European Union negotiator Javier Solana, visiting the region, told reporters he was shocked by the number of casualties. Twenty-five of the injured were in critical condition, doctors said. Most suffered shrapnel wounds in the head, chest and abdomen. The dead ranged in age from 14 to 52.
The dead, wrapped in Palestinian flags, were taken from the hospital on stretchers, carried by gunmen firing in the air and shouting, “Revenge, revenge.”
“Everyone should know that as our people were not safe in Khan Yunis, so Israelis will not be safe in Tel Aviv,” said Abdel Aziz Rantisi, a Hamas leader. “We will strike everywhere.”
As the Israeli raid in Gaza eased, there was another crisis Monday–the assassination of a Palestinian police commander Monday morning allegedly by a well-known Hamas militant. The kidnapping and killing of Police Col. Rajeh Abu Lihya, whose body was dumped in the center of Gaza City, sparked unrest and bloodshed among Palestinian factions and forces throughout the day.
Hamas fighters killed
Seeking to force the surrender of the suspected killers, Palestinian Authority police shot to death four Hamas fighters. Gun battles between Palestinian police and Hamas were reported to continue through the night in the refugee camps of Nusaryat in the central Gaza Strip.
Hamas leaders disputed that the militant group had targeted Lihya. Palestinian security sources said Monday that the killing appeared to be tied to a revenge killing by Hamas militant Emad Aqel, whose younger brother was killed two years ago when Palestinian police quelled street protests with gunfire.

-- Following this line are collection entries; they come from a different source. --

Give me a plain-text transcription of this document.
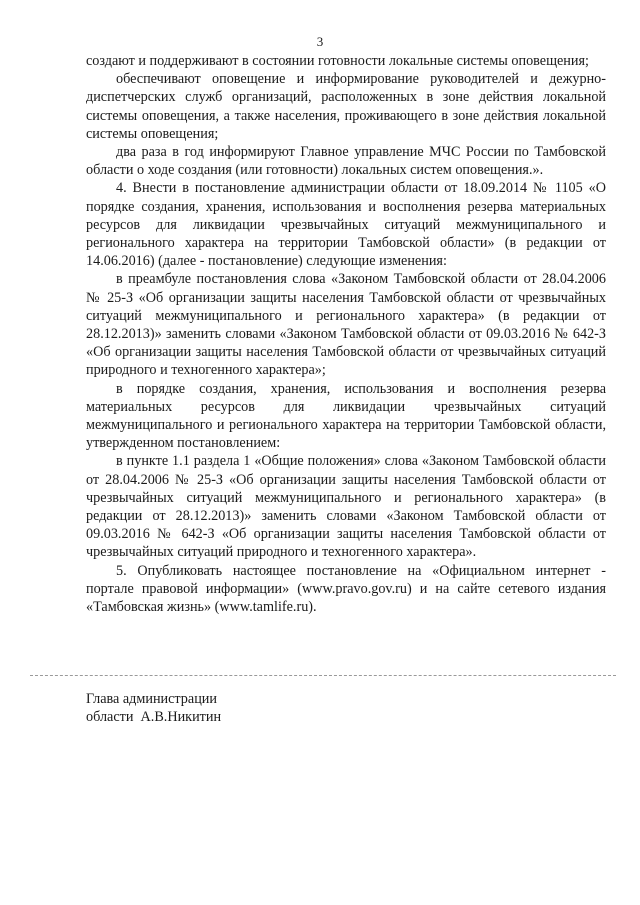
3

создают и поддерживают в состоянии готовности локальные системы оповещения;

обеспечивают оповещение и информирование руководителей и дежурно-диспетчерских служб организаций, расположенных в зоне действия локальной системы оповещения, а также населения, проживающего в зоне действия локальной системы оповещения;

два раза в год информируют Главное управление МЧС России по Тамбовской области о ходе создания (или готовности) локальных систем оповещения.».

4. Внести в постановление администрации области от 18.09.2014 № 1105 «О порядке создания, хранения, использования и восполнения резерва материальных ресурсов для ликвидации чрезвычайных ситуаций межмуниципального и регионального характера на территории Тамбовской области» (в редакции от 14.06.2016) (далее - постановление) следующие изменения:

в преамбуле постановления слова «Законом Тамбовской области от 28.04.2006 № 25-З «Об организации защиты населения Тамбовской области от чрезвычайных ситуаций межмуниципального и регионального характера» (в редакции от 28.12.2013)» заменить словами «Законом Тамбовской области от 09.03.2016 № 642-З «Об организации защиты населения Тамбовской области от чрезвычайных ситуаций природного и техногенного характера»;

в порядке создания, хранения, использования и восполнения резерва материальных ресурсов для ликвидации чрезвычайных ситуаций межмуниципального и регионального характера на территории Тамбовской области, утвержденном постановлением:

в пункте 1.1 раздела 1 «Общие положения» слова «Законом Тамбовской области от 28.04.2006 № 25-З «Об организации защиты населения Тамбовской области от чрезвычайных ситуаций межмуниципального и регионального характера» (в редакции от 28.12.2013)» заменить словами «Законом Тамбовской области от 09.03.2016 № 642-З «Об организации защиты населения Тамбовской области от чрезвычайных ситуаций природного и техногенного характера».

5. Опубликовать настоящее постановление на «Официальном интернет - портале правовой информации» (www.pravo.gov.ru) и на сайте сетевого издания «Тамбовская жизнь» (www.tamlife.ru).

Глава администрации
области А.В.Никитин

Lihya was kidnapped Monday morning by more than a dozen masked men as he left for work. Lihya, hidden in a station wagon with some gunmen, apparently was screaming for help when the car passed along a main street in Gaza City, Palestinian police and witnesses said.
Traffic cops tried to help Lihya but were stopped when gunmen threw him out of the car and riddled his body with bullets, according to Palestinian police sources. Hours of gunfights followed between followers of Aqel and members of the Palestinian Authority security force.
Tensions escalate
The day turned chaotic as other militant groups apparently also drew guns and attacked police stations in Nusaryat and the nearby town of Al Marazi. Palestinian police released a statement linking Lihya’s death to a Hamas operation and as a revenge killing by the Aqel family.
The outbreak of Palestinian-against-Palestinian violence clearly shook top Palestinian security officials, some of whom attributed the dispute to a “tribal issue.”
Mohammed Dahlan, the former security chief for the West Bank who now acts as a top security adviser to Arafat, called for calm.
“Saying this is a family problem doesn’t get Hamas out of this crime,” Dahlan said on Al Jazeera television Monday night, vowing that the Palestinian Authority would “use all methods to keep order and national unity.”
“We will not be pulled into a civil war,” Dahlan said. “It’s not right that a Palestinian police officer got killed in broad daylight over a family problem. . . . This will only lead the Palestinian people to bloodshed and internal problems.”